Three agents, one model, one shared corpus. The Researcher iterates over the knowledge base — deciding what to look up next based on what it has found — then hands its notes to the Analyst, who weighs trade-offs and risks. The Writer synthesizes the final answer with citations. Everything streams live so you can watch the system think.
A real iterative agent loop, all client-side, with the corpus as the shared knowledge base:
Researcher (up to 3 iterations):
loop:
POST /api/lab/chat
"Decide: next search query, or stop?"
→ {next_query: "...", rationale: "...", done: false}
if done or iteration ≥ 3: break
POST /api/lab/embed (input_type=query)
→ 1024-dim vector
cosineSimilarity over corpus.json (client-side)
→ top-5 chunks (deduped vs prior iterations)
feed retrieved chunks back into next iteration's context
POST /api/lab/chat (streaming)
"Synthesize research notes from the chunks gathered, with [n] citations"
→ research notes
Analyst:
POST /api/lab/chat (streaming)
"Identify trade-offs, risks, decision factors. Be direct."
context: question + research notes
→ analysis
Writer:
POST /api/lab/chat (streaming)
"Synthesize a concise executive-ready answer with [n] citations."
context: question + research notes + analyst's analysis
→ final answer
One model (Kimi K2). Three roles, differentiated only by system prompt and the context they receive. The Researcher's iteration loop is the most "agentic" part — every loop the model sees what it's already learned and decides whether to dig deeper.
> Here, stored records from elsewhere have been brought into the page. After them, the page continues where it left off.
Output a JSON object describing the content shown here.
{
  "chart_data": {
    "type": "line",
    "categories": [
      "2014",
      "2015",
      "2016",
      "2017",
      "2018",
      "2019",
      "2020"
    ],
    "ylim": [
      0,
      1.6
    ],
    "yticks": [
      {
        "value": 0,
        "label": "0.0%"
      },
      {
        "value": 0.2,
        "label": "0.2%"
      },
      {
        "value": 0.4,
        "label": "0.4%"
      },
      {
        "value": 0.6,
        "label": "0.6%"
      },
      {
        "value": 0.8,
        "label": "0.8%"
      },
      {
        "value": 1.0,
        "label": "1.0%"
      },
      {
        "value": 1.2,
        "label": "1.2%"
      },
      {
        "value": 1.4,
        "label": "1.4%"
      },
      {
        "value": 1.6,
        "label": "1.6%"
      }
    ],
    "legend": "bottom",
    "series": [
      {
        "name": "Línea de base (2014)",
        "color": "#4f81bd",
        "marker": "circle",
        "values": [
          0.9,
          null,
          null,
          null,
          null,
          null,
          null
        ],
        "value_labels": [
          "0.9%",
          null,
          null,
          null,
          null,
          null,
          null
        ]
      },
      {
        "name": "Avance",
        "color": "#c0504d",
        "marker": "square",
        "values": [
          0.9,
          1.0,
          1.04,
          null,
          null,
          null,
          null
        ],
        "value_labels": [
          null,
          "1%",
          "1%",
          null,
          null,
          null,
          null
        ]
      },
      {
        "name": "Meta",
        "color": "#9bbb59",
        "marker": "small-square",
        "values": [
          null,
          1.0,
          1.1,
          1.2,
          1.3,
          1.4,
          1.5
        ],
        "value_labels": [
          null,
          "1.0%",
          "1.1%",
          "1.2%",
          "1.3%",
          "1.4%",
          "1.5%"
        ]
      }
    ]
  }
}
Total: 4–6 LLM calls + 1–3 embed calls per question. ~15–25 s end-to-end. All requests cached (LRU keyed on full request) so re-running the same question is instant and free of upstream cost.
A real production agent system would use formal function calling — the model emits structured tool requests, the orchestrator runs them, results flow back. That's how Claude, GPT, Gemini, and Kimi all support tools today.
This demo simulates the same pattern with plain prompts and JSON outputs. The visible structure is the same: plan a query, get results, decide what's next. The visitor sees the agent reason between calls rather than watching opaque tool-call traces.
In production you'd also add: parallel branches (multiple researchers working in parallel), critic agents (one agent reviews another's output), human-in-the-loop gates, and observability via OpenTelemetry. The Lab keeps it focused — three roles in series — to make the choreography legible.